HIF-2α Critically Regulates Metabolism And Homeostasis In Long Bones
Kavitha Ranganathan, MD, Michael Sorkin, MD, Christophe Merceron, PhD, Angela Yao, PhD, Laura Mangiavini, MD, Amato Giaccia, PhD, Shailesh Agarwal, MD, Benjamin Levi, MD, Ernestina Schipani, MD, PhD.
University of Michigan, Ann Arbor, MI, USA.
Hypoxia inducible factor-1 alpha (HIF-1α) plays a critical role in angiogenesis and regulation of osteoblast metabolism. Similarly, HIF-2α is expressed in cells of the osteoblast lineage, however, its exact role in bone formation and homeostasis remains to be determined.
We generated a novel gain-of-function mouse model in which PRX-1Cre transgenic mice were crossed to HIF-2α dPAf/f. In vivo analysis was conducted at 6 and 12 weeks of age, respectively, by nano CT, routine histology, and histomorphometry. Moreover, bone marrow stromal cells overexpressing HIF-2α were subjected to microarray analysis.
HIF-2a overexpressing mice demonstrated distinct morphologic changes in long bone size and shape. While trabecular density was increased in mutant mice on nano CT, this was highly disorganized with thinner trabeculae as compared to controls. Furthermore, increased number of cartilage remnants was observed in mutant mice suggesting elevated resorption due to altered osteoclast function. This may be contributed by up regulation of lysyl oxidase and down regulation of metalloproteinase 13 in mutant cells as seen on microarray analysis.

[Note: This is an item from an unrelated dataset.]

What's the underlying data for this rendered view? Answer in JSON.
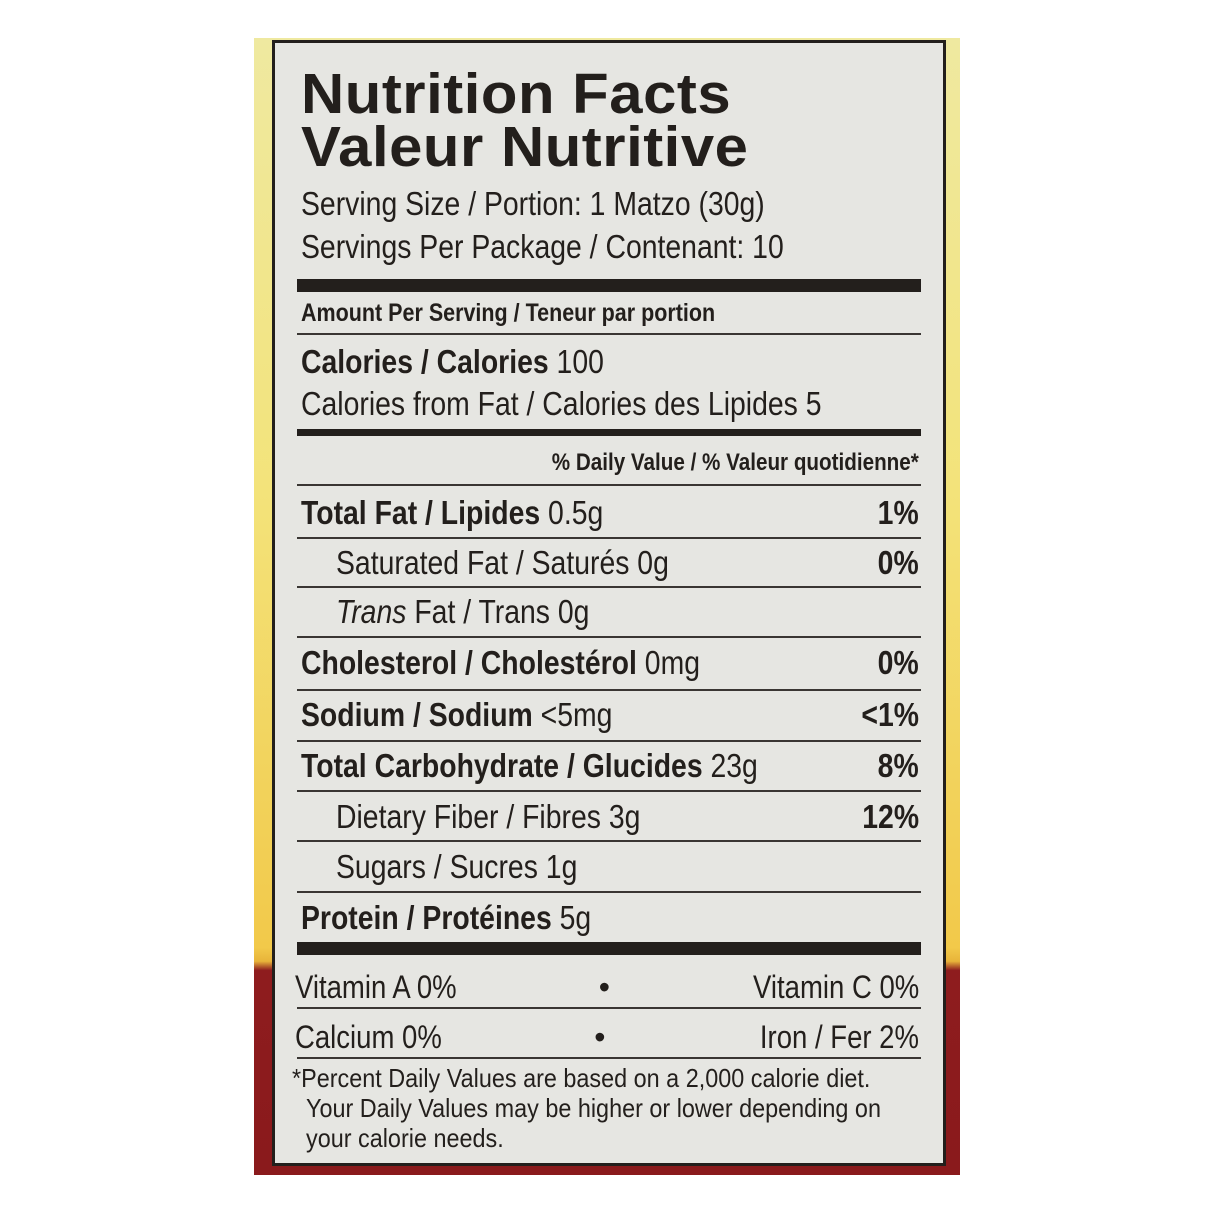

We demonstrate that overexpression of HIF-2α affects the overall size, shape, and composition of long bones. Moreover, HIF-2α critically modulates bone metabolism and may alter the quality of matrix deposited by osteoblasts. These findings help define the role of HIF-2α in osteogenesis and may enable strategies in treatment of patients with disorders of bone development.